Ritratto di Giorgio Zaccarian
La qualità squisita di questo ritratto, riferibile al 1929, anno in cui gli Zaccarian si trasferirono a Genova, denota con chiarezza la strada che Fiore stava intraprendendo nella sua carriera artistica.
[...] Sulla grande massa scura, giocata sulle variazioni del marrone, risalta il viso giovane e scarno e la lunga mano, abbandonata sulla gamba. Ha tutta l’aria di un ritratto ufficiale.

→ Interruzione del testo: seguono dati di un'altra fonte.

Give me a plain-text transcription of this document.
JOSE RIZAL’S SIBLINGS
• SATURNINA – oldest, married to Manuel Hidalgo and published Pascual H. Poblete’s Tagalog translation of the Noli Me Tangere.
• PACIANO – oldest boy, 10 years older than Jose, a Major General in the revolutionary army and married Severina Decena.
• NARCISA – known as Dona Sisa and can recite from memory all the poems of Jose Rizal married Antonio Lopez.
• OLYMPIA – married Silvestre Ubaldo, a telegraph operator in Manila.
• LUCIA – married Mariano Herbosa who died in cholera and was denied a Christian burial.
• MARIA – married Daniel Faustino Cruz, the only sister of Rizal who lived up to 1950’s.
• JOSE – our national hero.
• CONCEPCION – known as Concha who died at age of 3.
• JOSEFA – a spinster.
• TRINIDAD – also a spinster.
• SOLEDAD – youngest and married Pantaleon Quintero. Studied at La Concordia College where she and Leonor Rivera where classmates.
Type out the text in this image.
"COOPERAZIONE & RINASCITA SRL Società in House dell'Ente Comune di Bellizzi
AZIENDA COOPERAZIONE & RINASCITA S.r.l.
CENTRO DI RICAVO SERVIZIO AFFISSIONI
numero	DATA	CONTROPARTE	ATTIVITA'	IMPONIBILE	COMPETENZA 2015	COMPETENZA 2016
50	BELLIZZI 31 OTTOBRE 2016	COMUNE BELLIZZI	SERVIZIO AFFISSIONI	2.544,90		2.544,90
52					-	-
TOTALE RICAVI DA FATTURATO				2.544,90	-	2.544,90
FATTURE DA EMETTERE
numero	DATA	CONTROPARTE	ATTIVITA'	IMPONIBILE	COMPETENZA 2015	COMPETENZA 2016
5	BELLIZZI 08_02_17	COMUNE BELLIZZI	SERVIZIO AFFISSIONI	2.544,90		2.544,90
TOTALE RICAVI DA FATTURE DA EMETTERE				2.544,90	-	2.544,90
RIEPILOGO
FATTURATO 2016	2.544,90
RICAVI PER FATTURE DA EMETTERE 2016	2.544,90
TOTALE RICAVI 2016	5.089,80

Ma l’abbigliamento denota, invece, l’occasione del dipinto, realizzato in un momento di intimità familiare, ma, nello stesso tempo, molto importante.






Ritratto di Giorgio Zaccarian - 1924
Olio su tela - Piove di Sacco,
Foyer del Teatro Filarmonico Comunale







Cavolo gigante - 1927
Olio su tela- Padova, Musei Civici agli Eremitani



Va sottolineato che fin da allora Fiore dipingeva quasi esclusivamente dal vero: rifiutava cioè gli accademismi e le “scuole”.
[...] sperimentava tempere e oli, imprimiture e velature, si preparava da sola i colori, studiava a fondo ogni pur minimo effetto negli accostamenti dei toni, nei contrasti timbrici, nelle sovrapposizioni, nelle sfumature (in genere ocra) dei fondi.
Una splendida conferma ci viene da una natura morta del 1927: quel Cavolo gigante che è un pezzo di bravura impressionistica, vicino a quanto allora facevano appunto Neno Mori, Da Venezia e gli stessi Novati e Varagnolo.


[...] Sorprende, quindi, il suo successo “professionale” fin dagli inizi: i premi all'Accademia, la predilezione di Ettore Tiro, l’apertura di un corso d’insegnamento privato, l’accoglienza precoce alle collettive della Bevilacqua La Masa (1926 e 27), la prima personale nel 1922 a Pieve di Cadore, l’acquisto ufficiale nella Mostra dei giovani artisti al Lido (nuova sede dell'Opera Bevilacqua La Masa) alla quale partecipò con diciassette quadri nel 1926, nonché la borsa di studio che, finiti gli studi all’Accademia, la portò nel 1925 a Parigi.